Basse-Bretagne, 1793 : Jean Verdier et sa troupe viennent arrêter Justinien de Salers, vieux marquis défiguré et retranché dans son fort au bord de la mer. Mais Justinien lui demande d’accepter d’entendre son histoire. Et durant toute la nuit, Justinien lui racontera ce qui a bouleversé sa vie.



Terre-Neuve, 1754 : Justinien, renié et exilé par son père, écume les tavernes de l’Acadie devenue anglaise et s’abrutit dans l’alcool, quand un négociant lui propose de rejoindre une équipe qui recherchera la cause de la disparition d’une expédition menée par un cartographe.



Justinien accompagne Marie, la métisse algonquine en qui il reconnaît la mystérieuse Camarde qui le surveillait, Clément, un botaniste qui a fait partie d’une précédente expédition, et Gabriel, le seul rescapé de ladite expédition disparue. Mais le bateau sur lequel ils avaient embarqué échoue loin de leur destination, du côté opposé de l’île. Les quelques rescapés — notre équipe et d’autres survivants — se retrouvent isolés, dans un environnement hostile, froid, gris et humide. Au matin, un cadavre dans un état effroyable est découvert. Alors que commence un long périple pour rejoindre la partie habitée de l’île, dans une nature inhospitalière en hiver, d’autres voyageurs meurent dans des conditions atroces.
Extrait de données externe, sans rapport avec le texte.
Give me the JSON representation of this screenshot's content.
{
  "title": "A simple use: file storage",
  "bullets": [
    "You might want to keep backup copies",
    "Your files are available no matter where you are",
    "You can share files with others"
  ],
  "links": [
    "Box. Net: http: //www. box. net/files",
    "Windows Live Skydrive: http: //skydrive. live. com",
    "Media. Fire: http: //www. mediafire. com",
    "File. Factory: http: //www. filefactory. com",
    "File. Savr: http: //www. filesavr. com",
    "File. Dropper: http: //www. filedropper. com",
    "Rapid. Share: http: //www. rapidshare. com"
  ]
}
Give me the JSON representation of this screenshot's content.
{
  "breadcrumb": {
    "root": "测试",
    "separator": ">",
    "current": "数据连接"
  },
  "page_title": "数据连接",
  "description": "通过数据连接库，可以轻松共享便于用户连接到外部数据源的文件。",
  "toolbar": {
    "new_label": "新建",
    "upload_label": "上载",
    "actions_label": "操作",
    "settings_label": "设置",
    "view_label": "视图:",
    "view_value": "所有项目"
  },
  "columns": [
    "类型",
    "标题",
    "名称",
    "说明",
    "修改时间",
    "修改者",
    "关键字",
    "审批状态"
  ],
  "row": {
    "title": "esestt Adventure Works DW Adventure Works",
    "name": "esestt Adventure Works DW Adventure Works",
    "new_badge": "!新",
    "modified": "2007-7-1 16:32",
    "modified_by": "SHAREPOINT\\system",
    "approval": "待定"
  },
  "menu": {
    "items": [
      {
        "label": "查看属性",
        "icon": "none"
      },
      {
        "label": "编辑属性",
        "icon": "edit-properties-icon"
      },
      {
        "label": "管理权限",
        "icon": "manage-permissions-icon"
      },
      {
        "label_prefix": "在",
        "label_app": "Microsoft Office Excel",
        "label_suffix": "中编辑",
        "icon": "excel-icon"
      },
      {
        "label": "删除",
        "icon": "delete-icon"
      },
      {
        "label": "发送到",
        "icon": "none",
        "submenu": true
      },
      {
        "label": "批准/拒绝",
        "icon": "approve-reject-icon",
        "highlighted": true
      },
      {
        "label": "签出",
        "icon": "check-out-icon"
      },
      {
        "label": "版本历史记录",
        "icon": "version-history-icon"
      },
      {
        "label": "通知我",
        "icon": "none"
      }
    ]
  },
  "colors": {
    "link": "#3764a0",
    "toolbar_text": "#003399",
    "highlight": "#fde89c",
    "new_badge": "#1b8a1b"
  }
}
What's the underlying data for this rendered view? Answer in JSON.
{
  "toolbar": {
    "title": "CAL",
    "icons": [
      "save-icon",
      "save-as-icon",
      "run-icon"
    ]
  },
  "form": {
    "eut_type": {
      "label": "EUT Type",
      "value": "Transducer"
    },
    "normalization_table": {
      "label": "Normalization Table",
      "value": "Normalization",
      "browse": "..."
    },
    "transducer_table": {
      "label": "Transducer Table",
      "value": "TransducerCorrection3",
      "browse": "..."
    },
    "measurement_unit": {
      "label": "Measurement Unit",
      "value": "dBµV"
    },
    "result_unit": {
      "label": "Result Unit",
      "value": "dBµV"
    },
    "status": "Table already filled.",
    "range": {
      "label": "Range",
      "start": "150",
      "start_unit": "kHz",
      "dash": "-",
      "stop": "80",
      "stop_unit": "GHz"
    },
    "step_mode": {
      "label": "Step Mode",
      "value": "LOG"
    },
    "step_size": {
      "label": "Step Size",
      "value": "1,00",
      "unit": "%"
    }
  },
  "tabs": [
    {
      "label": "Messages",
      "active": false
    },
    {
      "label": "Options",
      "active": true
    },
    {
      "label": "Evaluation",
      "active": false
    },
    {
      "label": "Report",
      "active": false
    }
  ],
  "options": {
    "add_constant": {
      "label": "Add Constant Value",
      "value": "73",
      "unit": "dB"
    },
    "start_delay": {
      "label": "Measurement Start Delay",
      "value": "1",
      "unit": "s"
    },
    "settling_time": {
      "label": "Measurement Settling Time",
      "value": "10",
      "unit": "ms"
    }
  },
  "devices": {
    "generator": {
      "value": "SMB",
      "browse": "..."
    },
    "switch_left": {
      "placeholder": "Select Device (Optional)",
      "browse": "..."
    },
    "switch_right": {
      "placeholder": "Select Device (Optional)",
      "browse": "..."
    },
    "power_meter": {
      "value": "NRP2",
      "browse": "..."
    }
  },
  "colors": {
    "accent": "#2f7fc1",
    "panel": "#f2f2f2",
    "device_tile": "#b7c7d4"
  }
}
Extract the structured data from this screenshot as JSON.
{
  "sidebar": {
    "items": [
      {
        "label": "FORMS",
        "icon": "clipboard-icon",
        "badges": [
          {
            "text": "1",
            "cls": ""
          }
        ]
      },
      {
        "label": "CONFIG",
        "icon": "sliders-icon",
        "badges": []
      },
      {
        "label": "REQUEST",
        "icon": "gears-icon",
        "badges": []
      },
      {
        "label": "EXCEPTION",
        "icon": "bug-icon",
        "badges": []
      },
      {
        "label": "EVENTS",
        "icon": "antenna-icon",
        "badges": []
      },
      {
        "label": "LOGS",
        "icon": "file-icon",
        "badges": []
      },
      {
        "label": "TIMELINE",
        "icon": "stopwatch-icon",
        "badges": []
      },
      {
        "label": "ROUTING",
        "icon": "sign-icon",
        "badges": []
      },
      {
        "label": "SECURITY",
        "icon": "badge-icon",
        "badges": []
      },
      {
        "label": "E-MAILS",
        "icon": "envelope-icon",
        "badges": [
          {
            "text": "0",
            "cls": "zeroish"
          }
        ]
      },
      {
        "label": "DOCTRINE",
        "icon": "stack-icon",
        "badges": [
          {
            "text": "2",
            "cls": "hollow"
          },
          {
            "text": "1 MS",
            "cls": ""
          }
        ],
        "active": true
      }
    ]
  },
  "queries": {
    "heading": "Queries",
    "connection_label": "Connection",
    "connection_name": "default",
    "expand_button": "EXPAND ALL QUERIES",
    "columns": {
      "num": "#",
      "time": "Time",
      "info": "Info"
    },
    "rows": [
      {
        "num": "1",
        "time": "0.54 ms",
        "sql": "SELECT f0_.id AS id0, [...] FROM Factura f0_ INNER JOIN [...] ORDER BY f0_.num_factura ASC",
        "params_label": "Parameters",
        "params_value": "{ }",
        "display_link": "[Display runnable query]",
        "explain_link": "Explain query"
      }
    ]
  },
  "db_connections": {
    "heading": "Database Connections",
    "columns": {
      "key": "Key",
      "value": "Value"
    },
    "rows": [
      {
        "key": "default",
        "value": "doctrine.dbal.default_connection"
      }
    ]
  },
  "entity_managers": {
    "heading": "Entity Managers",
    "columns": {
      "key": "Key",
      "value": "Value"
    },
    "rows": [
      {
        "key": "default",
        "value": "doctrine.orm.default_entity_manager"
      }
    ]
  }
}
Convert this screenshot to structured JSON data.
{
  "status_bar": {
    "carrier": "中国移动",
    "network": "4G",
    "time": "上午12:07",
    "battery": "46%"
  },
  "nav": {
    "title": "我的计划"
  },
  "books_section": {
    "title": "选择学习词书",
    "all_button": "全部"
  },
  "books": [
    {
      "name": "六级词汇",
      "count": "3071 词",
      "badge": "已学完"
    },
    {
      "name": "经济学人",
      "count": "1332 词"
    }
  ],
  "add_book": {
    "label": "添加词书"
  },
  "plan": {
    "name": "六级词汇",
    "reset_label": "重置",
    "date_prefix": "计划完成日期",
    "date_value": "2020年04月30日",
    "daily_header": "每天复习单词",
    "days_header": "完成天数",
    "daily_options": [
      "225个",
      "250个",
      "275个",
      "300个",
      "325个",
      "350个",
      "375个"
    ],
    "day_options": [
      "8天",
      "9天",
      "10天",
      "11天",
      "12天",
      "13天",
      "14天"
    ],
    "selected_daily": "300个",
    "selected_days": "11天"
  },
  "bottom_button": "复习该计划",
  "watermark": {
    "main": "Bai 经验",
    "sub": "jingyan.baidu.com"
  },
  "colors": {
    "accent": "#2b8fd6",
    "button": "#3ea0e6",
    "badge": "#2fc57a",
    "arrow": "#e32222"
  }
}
Tout le monde se méfie de son voisin, la marche harassante épuise des voyageurs ; et rapidement, plane le mythe du Widjigo, ce monstre qui naîtrait de la faim, de la solitude, et qui dévorerait les âmes. L’ambiance horrifique de ce roman fantastique est servie par la plume littéraire et évocatrice de l’auteure, qui décrit un univers rugueux, sombre et inquiétant. On sent le sel, les marées, la boue, l’humidité ; on marche avec les personnages dans un monde isolé où la fin de l’hiver teinte l’environnement de gris obscur, gris-blanc, ou gris cendre. L’auteure joue avec le lecteur qui parfois ne sait pas où est la frontière entre la réalité et les visions du narrateur, alors qu’il se demande quel est le meurtrier.



La mort rôde, alors que les vieilles légendes surgissent à travers les hallucinations des voyageurs affamés. La nature humaine est disséquée dans son ambiguïté, les monstres ne sont pas ceux qu’on croit, et le cadre historique sert un récit fascinant pour un périple sur une île où des entités plus anciennes que les hommes resteraient tapies dans l’ombre de la forêt.



En ce qui me concerne, une très belle découverte.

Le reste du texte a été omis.